C’est ce vendredi 6 octobre au matin qu’a eu lieu la passation de pouvoir entre le ministère de la Justice et le procureur du roi à la Cour de cassation et président du Conseil supérieur du pouvoir judiciaire, Mohammed Abdennabaoui. Ce dernier s’est vu confier les clés du ministère public historiquement rattaché au ministère de la Justice. Cette cérémonie s’est déroulée en présence du conseiller royal Omar Azziman et de Mustapha Ramid, ministre d’État chargé des Droits de l’Homme, mais également ancien ministre de la Justice.

Ce transfert de pouvoir a été effectué en vertu de la loi relative au Conseil supérieur du pouvoir judiciaire, et plus particulièrement des articles 111 et 117 de ce texte, qui prévoit le transfert de la direction du parquet au président de cette instance à partir du 7 octobre 2017.

Le texte, adopté le 24 juillet, par la Chambre des représentants, prévoit une indépendance administrative et financière totale du parquet. Un dahir datant du 18 septembre a officialisé le transfert du pouvoir du ministre de la Justice au procureur général du roi à la Cour de cassation.

L’indépendance du parquet vis-à-vis du ministère de la Justice intervient dans le cadre de la mise en œuvre des recommandations du dialogue national sur la réforme du système de justice, qui appelle à la séparation entre le ministère public et le pouvoir exécutif. Le rôle du ministre de la Justice se limitera ainsi à la préparation de la politique pénale.

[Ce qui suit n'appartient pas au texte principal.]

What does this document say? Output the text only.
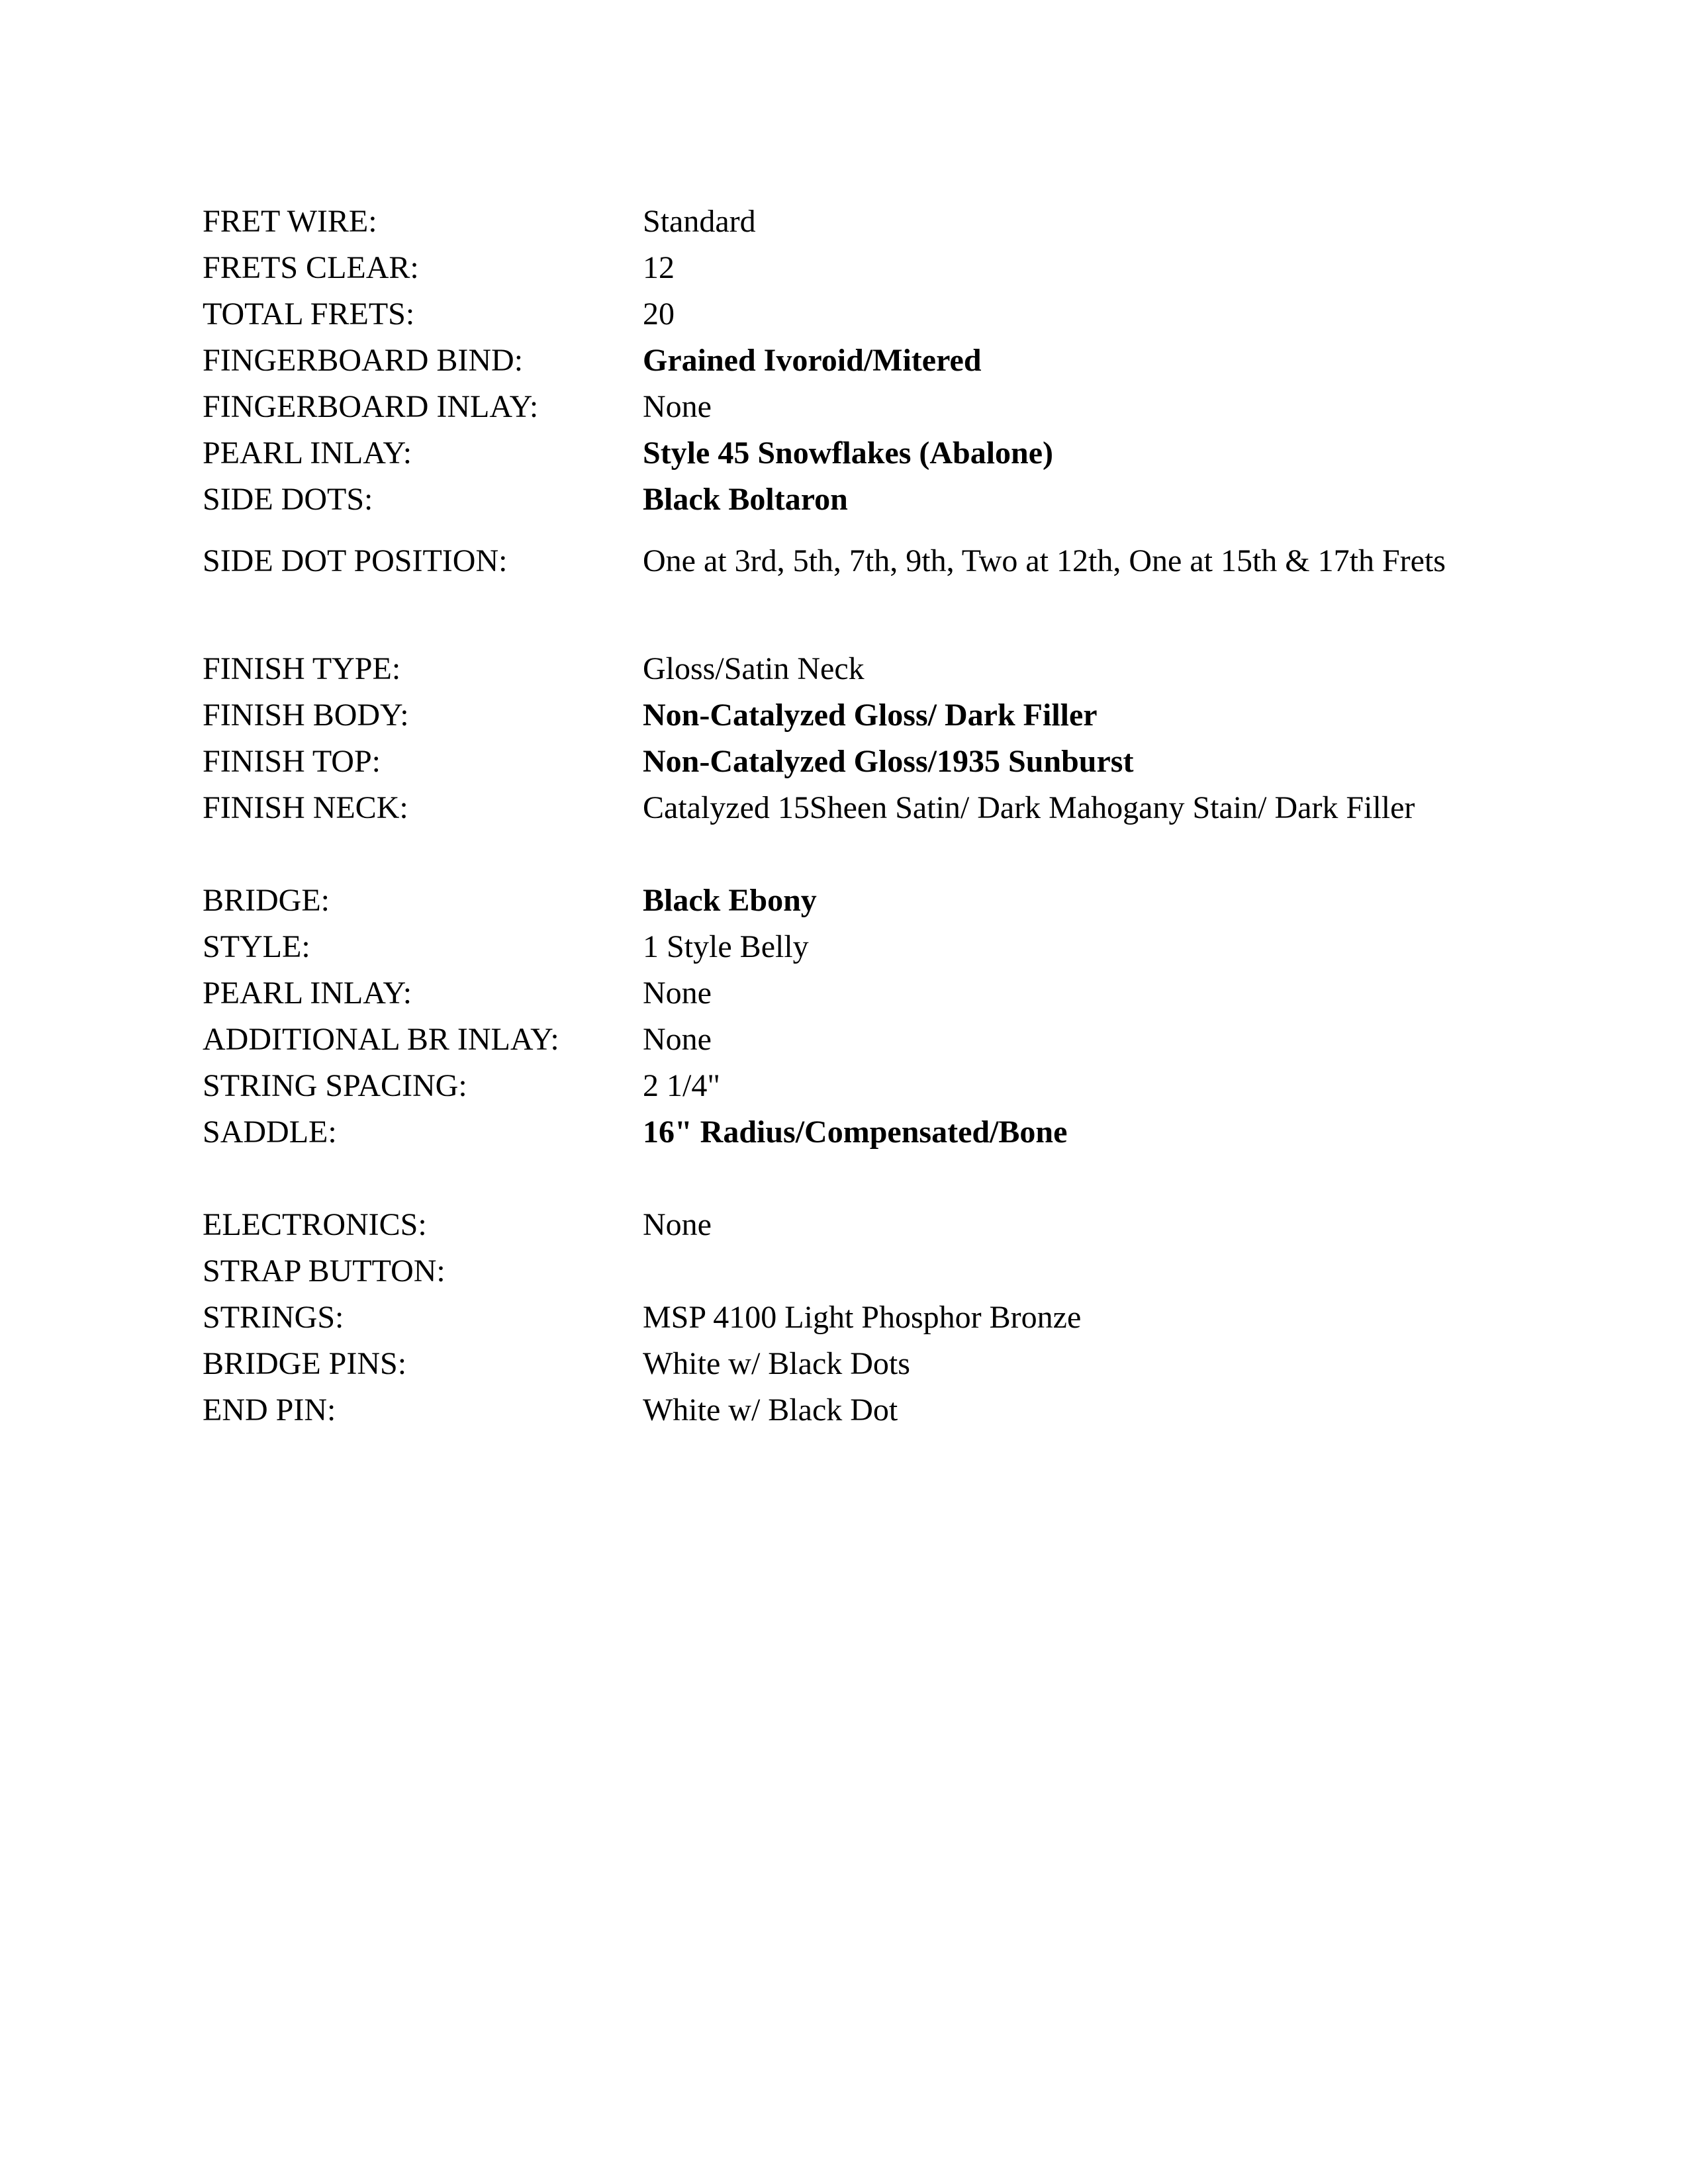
FRET WIRE:	Standard
FRETS CLEAR:	12
TOTAL FRETS:	20
FINGERBOARD BIND:	Grained Ivoroid/Mitered
FINGERBOARD INLAY:	None
PEARL INLAY:	Style 45 Snowflakes (Abalone)
SIDE DOTS:	Black Boltaron
SIDE DOT POSITION:	One at 3rd, 5th, 7th, 9th, Two at 12th, One at 15th & 17th Frets
FINISH TYPE:	Gloss/Satin Neck
FINISH BODY:	Non-Catalyzed Gloss/ Dark Filler
FINISH TOP:	Non-Catalyzed Gloss/1935 Sunburst
FINISH NECK:	Catalyzed 15Sheen Satin/ Dark Mahogany Stain/ Dark Filler
BRIDGE:	Black Ebony
STYLE:	1 Style Belly
PEARL INLAY:	None
ADDITIONAL BR INLAY:	None
STRING SPACING:	2 1/4"
SADDLE:	16" Radius/Compensated/Bone
ELECTRONICS:	None
STRAP BUTTON:
STRINGS:	MSP 4100 Light Phosphor Bronze
BRIDGE PINS:	White w/ Black Dots
END PIN:	White w/ Black Dot
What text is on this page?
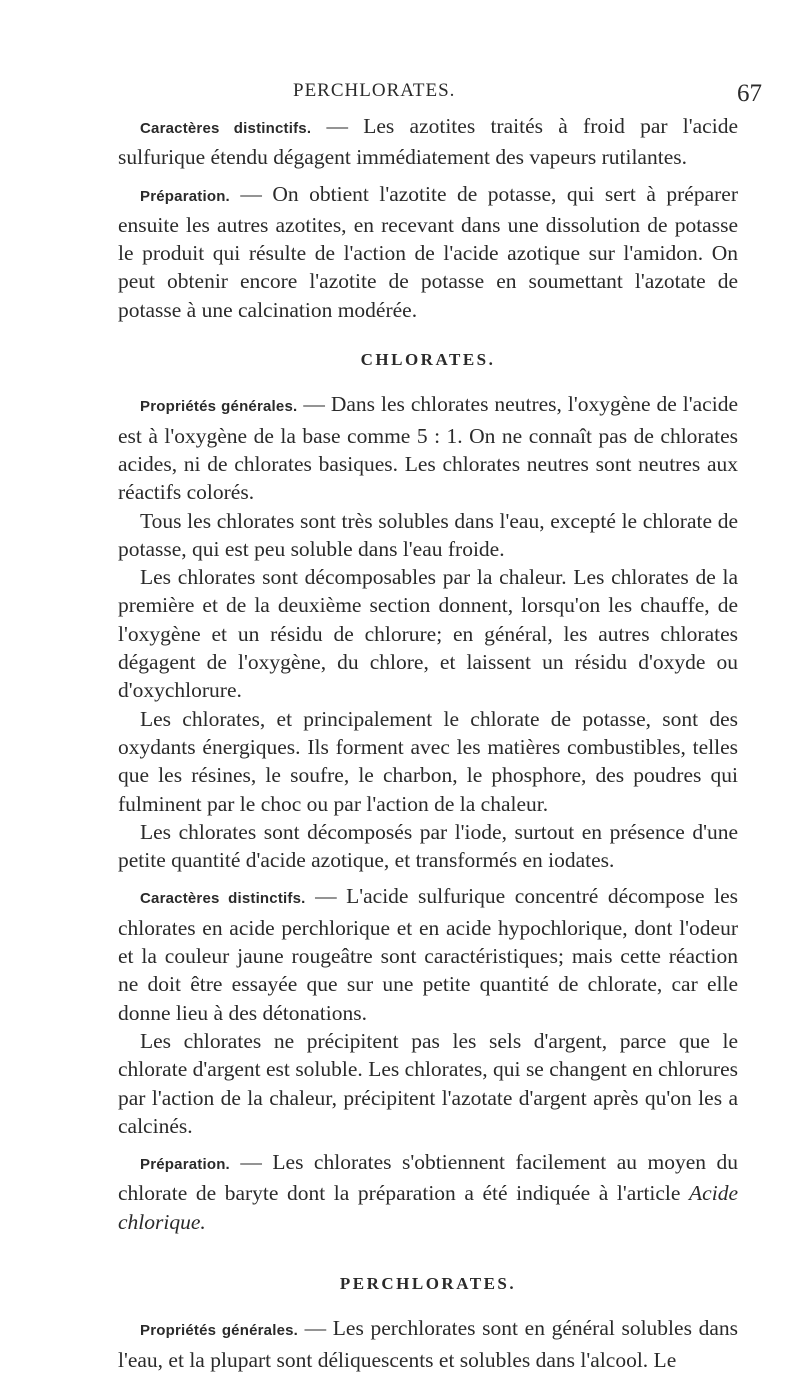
PERCHLORATES.	67

Caractères distinctifs. — Les azotites traités à froid par l'acide sulfurique étendu dégagent immédiatement des vapeurs rutilantes.

Préparation. — On obtient l'azotite de potasse, qui sert à préparer ensuite les autres azotites, en recevant dans une dissolution de potasse le produit qui résulte de l'action de l'acide azotique sur l'amidon. On peut obtenir encore l'azotite de potasse en soumettant l'azotate de potasse à une calcination modérée.

CHLORATES.

Propriétés générales. — Dans les chlorates neutres, l'oxygène de l'acide est à l'oxygène de la base comme 5 : 1. On ne connaît pas de chlorates acides, ni de chlorates basiques. Les chlorates neutres sont neutres aux réactifs colorés.

Tous les chlorates sont très solubles dans l'eau, excepté le chlorate de potasse, qui est peu soluble dans l'eau froide.

Les chlorates sont décomposables par la chaleur. Les chlorates de la première et de la deuxième section donnent, lorsqu'on les chauffe, de l'oxygène et un résidu de chlorure; en général, les autres chlorates dégagent de l'oxygène, du chlore, et laissent un résidu d'oxyde ou d'oxychlorure.

Les chlorates, et principalement le chlorate de potasse, sont des oxydants énergiques. Ils forment avec les matières combustibles, telles que les résines, le soufre, le charbon, le phosphore, des poudres qui fulminent par le choc ou par l'action de la chaleur.

Les chlorates sont décomposés par l'iode, surtout en présence d'une petite quantité d'acide azotique, et transformés en iodates.

Caractères distinctifs. — L'acide sulfurique concentré décompose les chlorates en acide perchlorique et en acide hypochlorique, dont l'odeur et la couleur jaune rougeâtre sont caractéristiques; mais cette réaction ne doit être essayée que sur une petite quantité de chlorate, car elle donne lieu à des détonations.

Les chlorates ne précipitent pas les sels d'argent, parce que le chlorate d'argent est soluble. Les chlorates, qui se changent en chlorures par l'action de la chaleur, précipitent l'azotate d'argent après qu'on les a calcinés.

Préparation. — Les chlorates s'obtiennent facilement au moyen du chlorate de baryte dont la préparation a été indiquée à l'article Acide chlorique.

PERCHLORATES.

Propriétés générales. — Les perchlorates sont en général solubles dans l'eau, et la plupart sont déliquescents et solubles dans l'alcool. Le
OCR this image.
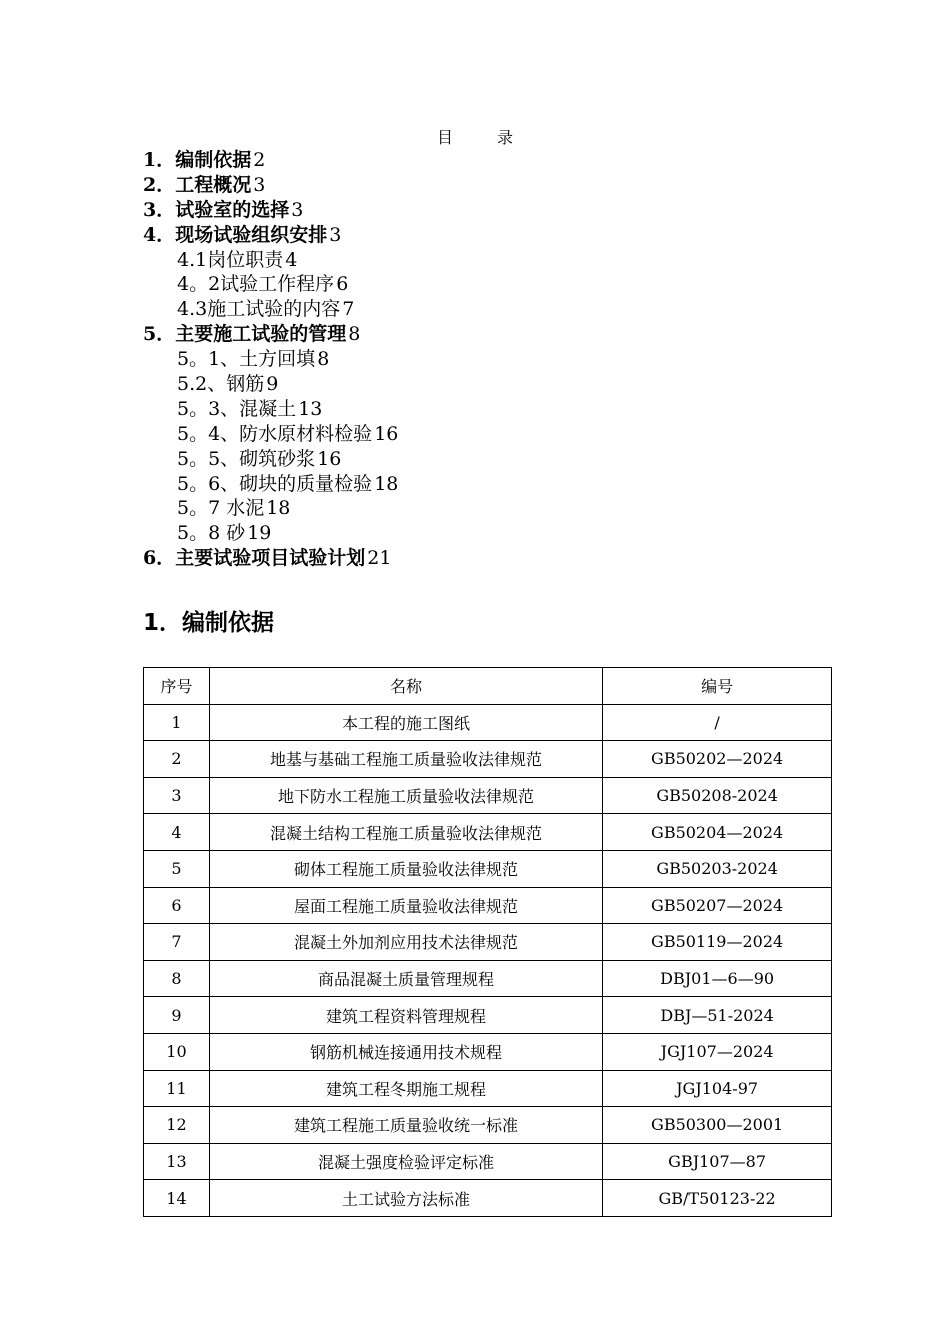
目	录
1．编制依据 2
2．工程概况 3
3．试验室的选择 3
4．现场试验组织安排 3
4.1岗位职责 4
4。2试验工作程序 6
4.3施工试验的内容 7
5．主要施工试验的管理 8
5。1、土方回填 8
5.2、钢筋 9
5。3、混凝土 13
5。4、防水原材料检验 16
5。5、砌筑砂浆 16
5。6、砌块的质量检验 18
5。7 水泥 18
5。8 砂 19
6．主要试验项目试验计划 21
1．编制依据
序号	名称	编号
1	本工程的施工图纸	/
2	地基与基础工程施工质量验收法律规范	GB50202—2024
3	地下防水工程施工质量验收法律规范	GB50208-2024
4	混凝土结构工程施工质量验收法律规范	GB50204—2024
5	砌体工程施工质量验收法律规范	GB50203-2024
6	屋面工程施工质量验收法律规范	GB50207—2024
7	混凝土外加剂应用技术法律规范	GB50119—2024
8	商品混凝土质量管理规程	DBJ01—6—90
9	建筑工程资料管理规程	DBJ—51-2024
10	钢筋机械连接通用技术规程	JGJ107—2024
11	建筑工程冬期施工规程	JGJ104-97
12	建筑工程施工质量验收统一标准	GB50300—2001
13	混凝土强度检验评定标准	GBJ107—87
14	土工试验方法标准	GB/T50123-22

Cette question a fait l’objet d’une controverse au sein des deux chambres du parlement, notamment car le chef du parquet ne sera plus soumis à l’autorité législative.  Certains observateurs ont notamment mis en garde contre cette nouvelle donne, particulièrement en ce qui touche l’exécution de la politique pénale, l’incarcération des personnes et l’interdiction de quitter le territoire national. Autant de pouvoirs que les représentants ont jugé judicieux de ne pas transférer au nouvel organe constitutionnel, sans formule juridique impliquant le principe de reddition des comptes.